月光下,他的脸依旧清隽,眼神依旧幽深。
但此刻在她眼中,已不再是那个可恨的淫贼,而是一个……一个奇怪的人。
一个懂得她的人。
“夫人可好些了?”影公子低下头到她的耳边,轻声问她。
“嗯。”她轻轻应了一声。
“那我们来和诗——夫人出上句,我对下句。若是我对不上,今夜便任凭夫人处置。”他笑了笑,“若是我对上了……夫人便允我一事。”
“允……允什么?”
“到时夫人便知道了。”影公子神秘地笑了笑,“夫人可敢?”
林夫人迟疑了片刻,终于轻轻点了点头。她坐直身体,沉吟片刻,开口道:“霜冷孤衾梦不成。”

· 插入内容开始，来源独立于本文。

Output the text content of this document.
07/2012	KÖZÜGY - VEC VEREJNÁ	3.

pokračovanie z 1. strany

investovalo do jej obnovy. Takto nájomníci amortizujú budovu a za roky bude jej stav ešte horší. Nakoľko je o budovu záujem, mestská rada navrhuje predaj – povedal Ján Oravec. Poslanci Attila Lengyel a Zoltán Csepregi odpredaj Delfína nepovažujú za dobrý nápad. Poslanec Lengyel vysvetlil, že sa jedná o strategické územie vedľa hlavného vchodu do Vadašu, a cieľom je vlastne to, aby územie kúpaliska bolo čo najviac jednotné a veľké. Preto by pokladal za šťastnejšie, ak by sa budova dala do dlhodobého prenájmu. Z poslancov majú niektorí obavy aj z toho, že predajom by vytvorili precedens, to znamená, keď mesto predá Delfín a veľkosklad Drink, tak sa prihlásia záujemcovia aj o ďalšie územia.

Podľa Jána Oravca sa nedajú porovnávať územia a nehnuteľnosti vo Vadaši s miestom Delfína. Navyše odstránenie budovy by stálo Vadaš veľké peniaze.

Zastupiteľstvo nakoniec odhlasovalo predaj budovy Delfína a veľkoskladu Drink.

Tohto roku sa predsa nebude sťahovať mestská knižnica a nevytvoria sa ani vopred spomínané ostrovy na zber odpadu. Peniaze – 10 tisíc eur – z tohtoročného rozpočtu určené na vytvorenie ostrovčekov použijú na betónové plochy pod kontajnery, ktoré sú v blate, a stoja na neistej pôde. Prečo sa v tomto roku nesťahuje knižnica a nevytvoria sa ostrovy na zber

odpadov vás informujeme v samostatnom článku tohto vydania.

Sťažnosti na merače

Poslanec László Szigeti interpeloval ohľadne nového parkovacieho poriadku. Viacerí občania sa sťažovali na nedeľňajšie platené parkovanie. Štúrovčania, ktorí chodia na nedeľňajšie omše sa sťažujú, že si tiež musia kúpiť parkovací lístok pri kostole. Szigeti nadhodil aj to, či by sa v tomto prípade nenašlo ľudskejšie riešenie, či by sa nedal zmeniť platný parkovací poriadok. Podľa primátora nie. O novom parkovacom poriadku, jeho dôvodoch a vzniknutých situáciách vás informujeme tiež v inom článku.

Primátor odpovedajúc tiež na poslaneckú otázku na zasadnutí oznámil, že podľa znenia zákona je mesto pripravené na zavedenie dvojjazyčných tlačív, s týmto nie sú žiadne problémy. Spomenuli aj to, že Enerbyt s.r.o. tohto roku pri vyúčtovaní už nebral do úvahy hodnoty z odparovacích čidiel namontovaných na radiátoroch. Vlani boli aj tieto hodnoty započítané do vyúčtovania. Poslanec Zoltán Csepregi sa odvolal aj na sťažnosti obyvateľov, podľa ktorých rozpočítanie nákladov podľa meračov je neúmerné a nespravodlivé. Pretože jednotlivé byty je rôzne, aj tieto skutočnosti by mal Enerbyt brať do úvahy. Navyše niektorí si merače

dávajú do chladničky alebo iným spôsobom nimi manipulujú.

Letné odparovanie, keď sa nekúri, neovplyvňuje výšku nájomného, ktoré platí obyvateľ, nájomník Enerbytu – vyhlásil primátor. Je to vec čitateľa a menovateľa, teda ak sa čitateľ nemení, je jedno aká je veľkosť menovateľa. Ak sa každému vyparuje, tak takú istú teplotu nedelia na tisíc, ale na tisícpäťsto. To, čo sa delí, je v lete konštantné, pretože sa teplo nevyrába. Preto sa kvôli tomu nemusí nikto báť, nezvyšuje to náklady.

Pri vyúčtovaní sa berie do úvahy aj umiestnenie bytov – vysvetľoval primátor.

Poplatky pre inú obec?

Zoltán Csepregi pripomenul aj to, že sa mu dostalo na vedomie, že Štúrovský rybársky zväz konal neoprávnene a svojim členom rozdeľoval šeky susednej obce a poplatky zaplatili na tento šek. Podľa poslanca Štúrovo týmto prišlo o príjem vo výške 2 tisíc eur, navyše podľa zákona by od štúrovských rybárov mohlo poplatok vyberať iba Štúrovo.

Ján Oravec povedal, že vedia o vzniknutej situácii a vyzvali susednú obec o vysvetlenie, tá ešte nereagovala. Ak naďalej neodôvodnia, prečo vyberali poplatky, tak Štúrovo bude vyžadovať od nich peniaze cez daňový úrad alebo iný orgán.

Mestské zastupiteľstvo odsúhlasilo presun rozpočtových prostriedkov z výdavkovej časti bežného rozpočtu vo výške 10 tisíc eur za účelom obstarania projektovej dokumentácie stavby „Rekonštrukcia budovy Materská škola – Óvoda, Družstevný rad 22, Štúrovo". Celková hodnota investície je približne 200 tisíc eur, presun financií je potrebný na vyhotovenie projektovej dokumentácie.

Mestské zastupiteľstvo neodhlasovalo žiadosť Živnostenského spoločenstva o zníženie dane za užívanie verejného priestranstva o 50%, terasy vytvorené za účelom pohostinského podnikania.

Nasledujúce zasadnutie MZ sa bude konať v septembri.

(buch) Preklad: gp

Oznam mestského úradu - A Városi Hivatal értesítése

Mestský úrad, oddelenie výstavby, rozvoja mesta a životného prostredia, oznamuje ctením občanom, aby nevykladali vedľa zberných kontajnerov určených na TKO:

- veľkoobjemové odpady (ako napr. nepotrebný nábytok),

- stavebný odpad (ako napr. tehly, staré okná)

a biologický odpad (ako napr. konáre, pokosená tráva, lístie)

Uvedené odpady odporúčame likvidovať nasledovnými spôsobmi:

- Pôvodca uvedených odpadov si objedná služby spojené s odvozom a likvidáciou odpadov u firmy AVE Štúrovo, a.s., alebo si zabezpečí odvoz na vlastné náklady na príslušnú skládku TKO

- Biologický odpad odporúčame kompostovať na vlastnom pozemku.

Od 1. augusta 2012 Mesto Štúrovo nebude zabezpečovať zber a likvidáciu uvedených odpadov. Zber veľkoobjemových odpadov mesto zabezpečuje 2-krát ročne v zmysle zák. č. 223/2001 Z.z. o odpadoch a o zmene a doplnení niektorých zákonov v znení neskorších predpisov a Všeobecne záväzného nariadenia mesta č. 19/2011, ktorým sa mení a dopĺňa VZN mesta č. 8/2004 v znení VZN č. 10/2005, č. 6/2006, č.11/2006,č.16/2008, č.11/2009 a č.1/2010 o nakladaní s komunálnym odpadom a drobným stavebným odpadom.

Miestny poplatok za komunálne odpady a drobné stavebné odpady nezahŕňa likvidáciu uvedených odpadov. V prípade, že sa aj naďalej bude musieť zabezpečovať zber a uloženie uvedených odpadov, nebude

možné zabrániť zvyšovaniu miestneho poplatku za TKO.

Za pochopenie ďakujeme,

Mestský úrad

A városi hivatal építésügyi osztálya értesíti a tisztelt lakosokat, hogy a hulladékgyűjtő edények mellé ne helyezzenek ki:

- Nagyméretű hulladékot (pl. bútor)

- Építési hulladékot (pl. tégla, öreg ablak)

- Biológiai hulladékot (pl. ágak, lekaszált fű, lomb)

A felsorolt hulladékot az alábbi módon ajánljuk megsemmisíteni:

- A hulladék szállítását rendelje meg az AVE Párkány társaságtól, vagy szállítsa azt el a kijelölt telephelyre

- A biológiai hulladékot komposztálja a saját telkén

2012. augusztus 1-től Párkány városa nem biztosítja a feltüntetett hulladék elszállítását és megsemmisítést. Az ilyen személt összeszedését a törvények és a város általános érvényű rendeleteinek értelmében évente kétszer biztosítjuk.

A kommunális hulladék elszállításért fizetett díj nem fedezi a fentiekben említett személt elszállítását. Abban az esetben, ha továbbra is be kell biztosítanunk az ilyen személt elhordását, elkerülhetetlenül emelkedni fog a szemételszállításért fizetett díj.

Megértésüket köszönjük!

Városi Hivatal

“影单今夜月空明。”影公子几乎不假思索便接了下句。他的声音低沉,每一个字都精准地回应着她诗句中的寂寞。
林夫人愣了愣。这人不仅偷她的诗,竟还真的有几分才学。她咬了咬下唇,又出一句:“绣帕暗揾相思泪。”
“罗带偷结未了情。”影公子依然对答如流。这一次,他的声音里多了一丝暧昧的意味。
林夫人的脸又红了。她已明白他今日是有备而来。她定了定神,出了第三句:“半世冰心悬玉镜。”
这一句是她心底最深处的自白。她自嫁入李家,这半辈子便谨守妇道,冰清玉洁,问心无愧。她想知道他会如何接这一句。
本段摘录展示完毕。